Em audiência pública na Câmara, a deputada questionou o ministro das Relações Exteriores, Ernesto Araújo, a respeito do posicionamento do Brasil na comissão. Araújo reafirmou que o tema dos direitos sexuais e reprodutivos trazia “no contrabando, a promoção do aborto – coisa que é contra a legislação brasileira”.
O texto lido pela representação brasileira durante o debate em nova York diz que o país defendia a “necessidade de proteger a mulher durante a gravidez e de proteger a vida intrauterina de mulheres e homens”.
A palavra aborto não consta do texto final. Um item expressa preocupação à falta de acesso à saúde, incluindo reprodutiva, das mulheres que vivem no meio rural. O texto final também reconhece o direito das mulheres de “ter controle e decidir de maneira livre e responsável sobre todas as questões ligadas à sua sexualidade, incluindo a saúde sexual e reprodutiva, livre de coerção, discriminação e violência, como contribuição para a conquista da igualdade de gênero, seu empoderamento e efetivação de seus direitos humanos”.
Para a deputada, a obsessão do governo em restringir ainda mais as possibilidades de aborto está diretamente ligada a um tipo próprio de projeto de poder. “A mulher livre, plena em seus direitos, empoderada, que vai à luta e controla sua própria vida, é o oposto desse governo. Para que o governo vingue, é fundamental para eles tirar a autonomia das mulheres.”
Governo antifeminino
A cientista política Sonia Correa lembra que já na cerimônia de posse, o presidente prometeu combater “a ideologia de gênero” e, antes disso, nomeou três ministros que têm essa mesma visão para áreas estratégicas: Relações Exteriores, Educação e o Mulher, Família e Direitos Humanos.
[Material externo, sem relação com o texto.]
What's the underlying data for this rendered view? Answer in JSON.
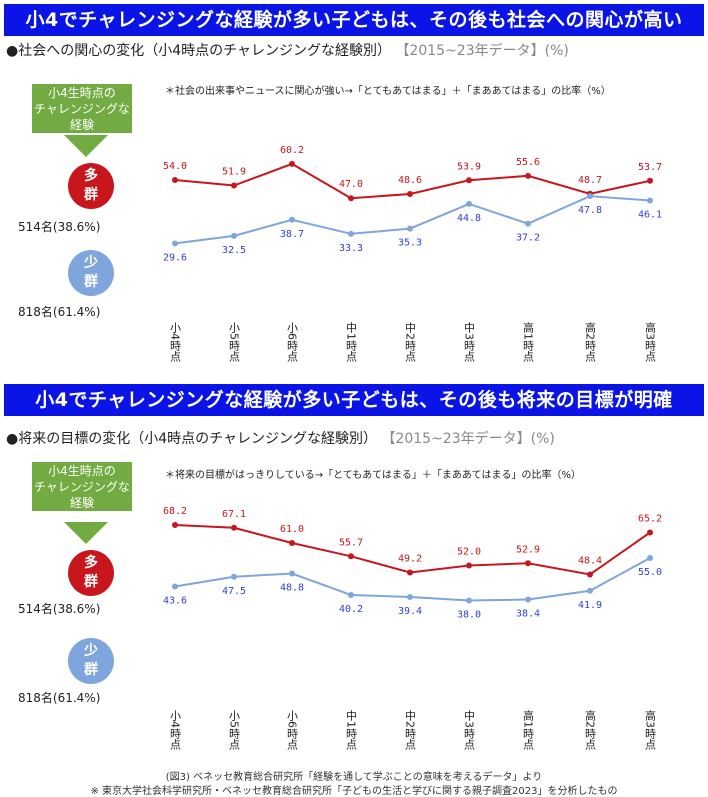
{
  "legend": {
    "box_line1": "小4生時点の",
    "box_line2": "チャレンジングな",
    "box_line3": "経験",
    "high_group": "多\n群",
    "low_group": "少\n群",
    "high_count": "514名(38.6%)",
    "low_count": "818名(61.4%)"
  },
  "colors": {
    "banner": "#0a14e6",
    "high": "#c8161d",
    "low": "#7fa6dc",
    "box": "#72ab42"
  },
  "chart_data": [
    {
      "type": "line",
      "banner": "小4でチャレンジングな経験が多い子どもは、その後も社会への関心が高い",
      "title": "●社会への関心の変化（小4時点のチャレンジングな経験別）",
      "title_suffix": "【2015~23年データ】(%)",
      "note": "＊社会の出来事やニュースに関心が強い→「とてもあてはまる」＋「まああてはまる」の比率（%）",
      "categories": [
        "小4時点",
        "小5時点",
        "小6時点",
        "中1時点",
        "中2時点",
        "中3時点",
        "高1時点",
        "高2時点",
        "高3時点"
      ],
      "series": [
        {
          "name": "多群",
          "values": [
            54.0,
            51.9,
            60.2,
            47.0,
            48.6,
            53.9,
            55.6,
            48.7,
            53.7
          ]
        },
        {
          "name": "少群",
          "values": [
            29.6,
            32.5,
            38.7,
            33.3,
            35.3,
            44.8,
            37.2,
            47.8,
            46.1
          ]
        }
      ]
    },
    {
      "type": "line",
      "banner": "小4でチャレンジングな経験が多い子どもは、その後も将来の目標が明確",
      "title": "●将来の目標の変化（小4時点のチャレンジングな経験別）",
      "title_suffix": "【2015~23年データ】(%)",
      "note": "＊将来の目標がはっきりしている→「とてもあてはまる」＋「まああてはまる」の比率（%）",
      "categories": [
        "小4時点",
        "小5時点",
        "小6時点",
        "中1時点",
        "中2時点",
        "中3時点",
        "高1時点",
        "高2時点",
        "高3時点"
      ],
      "series": [
        {
          "name": "多群",
          "values": [
            68.2,
            67.1,
            61.0,
            55.7,
            49.2,
            52.0,
            52.9,
            48.4,
            65.2
          ]
        },
        {
          "name": "少群",
          "values": [
            43.6,
            47.5,
            48.8,
            40.2,
            39.4,
            38.0,
            38.4,
            41.9,
            55.0
          ]
        }
      ]
    }
  ],
  "footer": {
    "line1": "(図3) ベネッセ教育総合研究所「経験を通して学ぶことの意味を考えるデータ」より",
    "line2": "※ 東京大学社会科学研究所・ベネッセ教育総合研究所「子どもの生活と学びに関する親子調査2023」を分析したもの"
  }
}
Dois meses mais tarde, em sua estreia na cena internacional, na 40a Sessão no Conselho de Direitos Humanos da ONU, em Genebra, Damares afirmou que defenderá “o pleno exercício por todos do direito à vida desde a concepção e à segurança da pessoa”.
Isto significa criminalizar o aborto em todas as situações, inclusive nas já permitidas pela lei hoje. “A ministra apenas escancarou ao mundo o desprezo do atual governo pelos acordos multilaterais, em alinhamento com a política trumpista”, afirma Sonia.
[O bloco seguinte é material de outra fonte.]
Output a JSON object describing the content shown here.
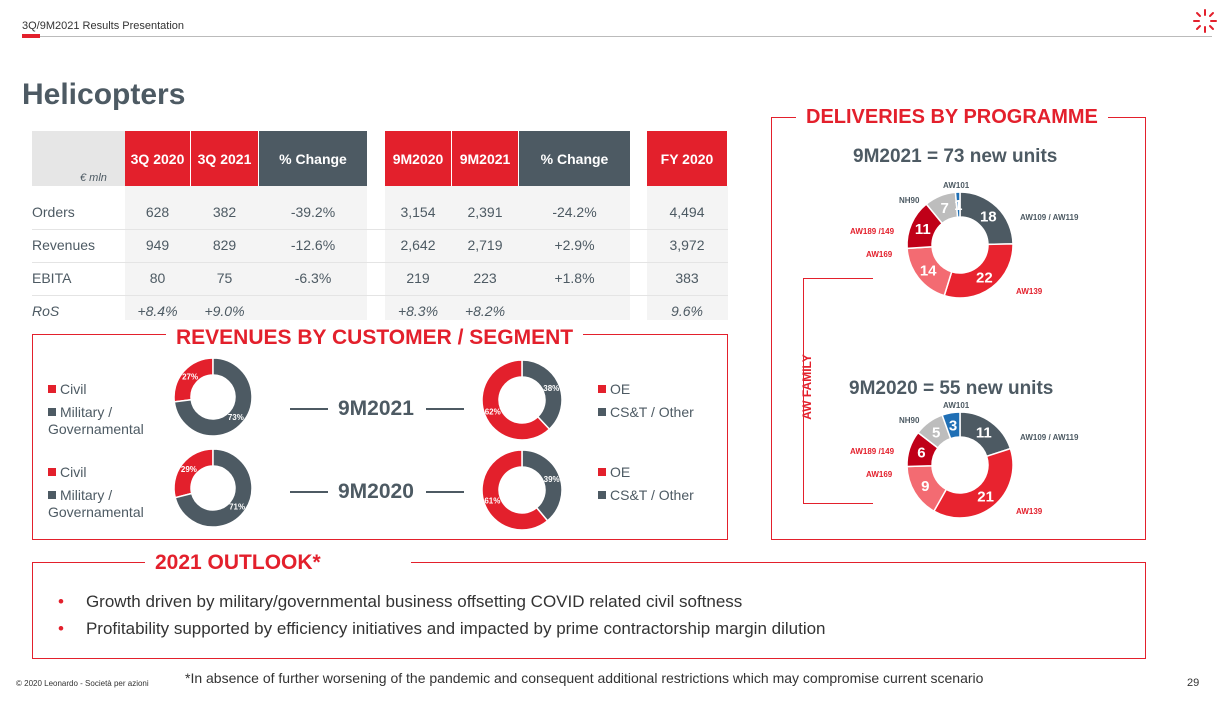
{
  "header": {
    "title": "3Q/9M2021 Results Presentation"
  },
  "page_title": "Helicopters",
  "table": {
    "unit": "€ mln",
    "columns": [
      "3Q 2020",
      "3Q 2021",
      "% Change",
      "9M2020",
      "9M2021",
      "% Change",
      "FY 2020"
    ],
    "rows": [
      {
        "label": "Orders",
        "values": [
          "628",
          "382",
          "-39.2%",
          "3,154",
          "2,391",
          "-24.2%",
          "4,494"
        ]
      },
      {
        "label": "Revenues",
        "values": [
          "949",
          "829",
          "-12.6%",
          "2,642",
          "2,719",
          "+2.9%",
          "3,972"
        ]
      },
      {
        "label": "EBITA",
        "values": [
          "80",
          "75",
          "-6.3%",
          "219",
          "223",
          "+1.8%",
          "383"
        ]
      },
      {
        "label": "RoS",
        "values": [
          "+8.4%",
          "+9.0%",
          "",
          "+8.3%",
          "+8.2%",
          "",
          "9.6%"
        ]
      }
    ]
  },
  "revenues": {
    "title": "REVENUES BY CUSTOMER / SEGMENT",
    "customer_legend": [
      "Civil",
      "Military / Governamental"
    ],
    "segment_legend": [
      "OE",
      "CS&T / Other"
    ],
    "periods": [
      "9M2021",
      "9M2020"
    ],
    "colors": {
      "red": "#e3202c",
      "gray": "#4d5a63"
    }
  },
  "chart_data": [
    {
      "type": "pie",
      "title": "Customer 9M2021",
      "categories": [
        "Civil",
        "Military / Governamental"
      ],
      "values": [
        27,
        73
      ],
      "labels": [
        "27%",
        "73%"
      ]
    },
    {
      "type": "pie",
      "title": "Customer 9M2020",
      "categories": [
        "Civil",
        "Military / Governamental"
      ],
      "values": [
        29,
        71
      ],
      "labels": [
        "29%",
        "71%"
      ]
    },
    {
      "type": "pie",
      "title": "Segment 9M2021",
      "categories": [
        "CS&T / Other",
        "OE"
      ],
      "values": [
        38,
        62
      ],
      "labels": [
        "38%",
        "62%"
      ]
    },
    {
      "type": "pie",
      "title": "Segment 9M2020",
      "categories": [
        "CS&T / Other",
        "OE"
      ],
      "values": [
        39,
        61
      ],
      "labels": [
        "39%",
        "61%"
      ]
    },
    {
      "type": "pie",
      "title": "9M2021 = 73 new units",
      "categories": [
        "AW109 / AW119",
        "AW139",
        "AW169",
        "AW189 /149",
        "NH90",
        "AW101"
      ],
      "values": [
        18,
        22,
        14,
        11,
        7,
        1
      ],
      "labels": [
        "18",
        "22",
        "14",
        "11",
        "7",
        "1"
      ]
    },
    {
      "type": "pie",
      "title": "9M2020 = 55 new units",
      "categories": [
        "AW109 / AW119",
        "AW139",
        "AW169",
        "AW189 /149",
        "NH90",
        "AW101"
      ],
      "values": [
        11,
        21,
        9,
        6,
        5,
        3
      ],
      "labels": [
        "11",
        "21",
        "9",
        "6",
        "5",
        "3"
      ]
    }
  ],
  "deliveries": {
    "title": "DELIVERIES BY PROGRAMME",
    "family": "AW FAMILY",
    "colors": [
      "#4d5a63",
      "#e8232f",
      "#f36b72",
      "#c00018",
      "#bdbdbd",
      "#1f6fb5"
    ]
  },
  "outlook": {
    "title": "2021 OUTLOOK*",
    "bullets": [
      "Growth driven by military/governmental business offsetting COVID related civil softness",
      "Profitability supported by efficiency initiatives and impacted by prime contractorship margin dilution"
    ],
    "footnote": "*In absence of further worsening of the pandemic and consequent additional restrictions which may compromise current scenario"
  },
  "footer": {
    "copyright": "© 2020 Leonardo - Società per azioni",
    "page": "29"
  }
}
Ela diz que o grau de autonomia das mulheres, o que passa imprescindivelmente pela escolha de ser ou não ser mãe, indica a saúde de uma democracia. “Se as mulheres são privadas do exercício de sua cidadania, não sendo consideradas em igual dignidade com os homens, não temos um sistema democrático pleno, e é isso que esse governo quer.”
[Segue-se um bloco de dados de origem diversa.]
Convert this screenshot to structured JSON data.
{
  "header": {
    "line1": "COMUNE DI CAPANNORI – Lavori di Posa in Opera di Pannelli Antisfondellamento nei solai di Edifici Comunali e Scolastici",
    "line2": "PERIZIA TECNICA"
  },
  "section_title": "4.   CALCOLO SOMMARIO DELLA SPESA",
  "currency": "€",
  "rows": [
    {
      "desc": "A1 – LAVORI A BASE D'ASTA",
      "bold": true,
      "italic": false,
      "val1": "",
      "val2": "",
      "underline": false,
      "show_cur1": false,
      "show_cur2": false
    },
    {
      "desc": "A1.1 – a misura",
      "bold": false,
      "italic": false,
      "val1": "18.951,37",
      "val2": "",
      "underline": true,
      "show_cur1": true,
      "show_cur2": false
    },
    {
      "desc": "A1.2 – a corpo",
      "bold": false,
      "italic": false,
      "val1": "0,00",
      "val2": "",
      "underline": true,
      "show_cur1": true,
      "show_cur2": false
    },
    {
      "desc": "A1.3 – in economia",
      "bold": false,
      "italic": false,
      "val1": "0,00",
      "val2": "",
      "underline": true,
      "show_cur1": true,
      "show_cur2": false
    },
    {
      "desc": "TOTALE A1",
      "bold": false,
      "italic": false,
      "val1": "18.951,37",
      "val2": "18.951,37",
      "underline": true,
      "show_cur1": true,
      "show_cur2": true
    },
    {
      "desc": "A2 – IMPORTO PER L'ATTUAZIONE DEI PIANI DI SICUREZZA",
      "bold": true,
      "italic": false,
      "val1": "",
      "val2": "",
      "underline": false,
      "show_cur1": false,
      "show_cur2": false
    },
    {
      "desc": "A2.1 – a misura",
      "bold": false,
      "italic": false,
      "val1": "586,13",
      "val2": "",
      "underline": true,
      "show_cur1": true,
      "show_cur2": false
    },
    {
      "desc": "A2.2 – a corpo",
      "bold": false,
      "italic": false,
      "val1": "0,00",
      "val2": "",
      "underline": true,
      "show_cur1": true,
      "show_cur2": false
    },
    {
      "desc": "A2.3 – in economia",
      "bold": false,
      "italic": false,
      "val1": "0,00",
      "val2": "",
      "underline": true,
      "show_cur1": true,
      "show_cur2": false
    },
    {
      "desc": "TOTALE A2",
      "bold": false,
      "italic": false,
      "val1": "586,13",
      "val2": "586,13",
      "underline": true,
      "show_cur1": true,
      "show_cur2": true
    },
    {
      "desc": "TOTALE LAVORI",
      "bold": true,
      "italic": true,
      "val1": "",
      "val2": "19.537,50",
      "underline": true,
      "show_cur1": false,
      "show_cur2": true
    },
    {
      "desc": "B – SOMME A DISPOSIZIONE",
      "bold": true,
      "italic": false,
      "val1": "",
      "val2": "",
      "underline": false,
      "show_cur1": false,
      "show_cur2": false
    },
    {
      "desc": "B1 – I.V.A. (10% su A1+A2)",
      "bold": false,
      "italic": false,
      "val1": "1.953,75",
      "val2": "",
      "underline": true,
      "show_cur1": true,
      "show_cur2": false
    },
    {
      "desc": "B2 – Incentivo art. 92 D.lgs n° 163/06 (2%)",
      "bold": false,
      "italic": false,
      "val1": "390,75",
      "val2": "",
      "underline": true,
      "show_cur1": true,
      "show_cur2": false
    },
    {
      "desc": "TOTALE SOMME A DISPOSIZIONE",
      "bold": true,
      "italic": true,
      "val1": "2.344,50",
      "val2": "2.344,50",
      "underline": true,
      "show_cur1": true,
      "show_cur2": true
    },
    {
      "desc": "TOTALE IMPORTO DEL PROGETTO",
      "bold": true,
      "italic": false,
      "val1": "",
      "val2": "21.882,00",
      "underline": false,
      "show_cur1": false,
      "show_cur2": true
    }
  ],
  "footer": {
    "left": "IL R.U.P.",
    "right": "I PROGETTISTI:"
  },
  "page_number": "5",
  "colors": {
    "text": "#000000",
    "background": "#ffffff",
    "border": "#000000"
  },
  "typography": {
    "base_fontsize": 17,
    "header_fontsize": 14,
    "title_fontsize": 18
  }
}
A disputa em torno da questão do aborto já se manifestou, com força, antes das posições expressas pela ministra em Genebra, após o vice-presidente, General Mourão, declarar, no início de fevereiro, que, pessoalmente, defende a interrupção da gravidez como uma escolha pessoal.
No final de fevereiro, após esses eventos, a cientista política Ilona Szabó foi desconvidada, a pedido do presidente, a ocupar posto de suplente no Conselho de Política Criminal e Penitenciária. A alegação inicial apontava para suas posições liberais na questão das drogas e sua oposição à flexibilização da posse de armas. Semanas depois, foi noticiado que a posição de Szabó favorável à descriminalização do aborto foi a causa principal.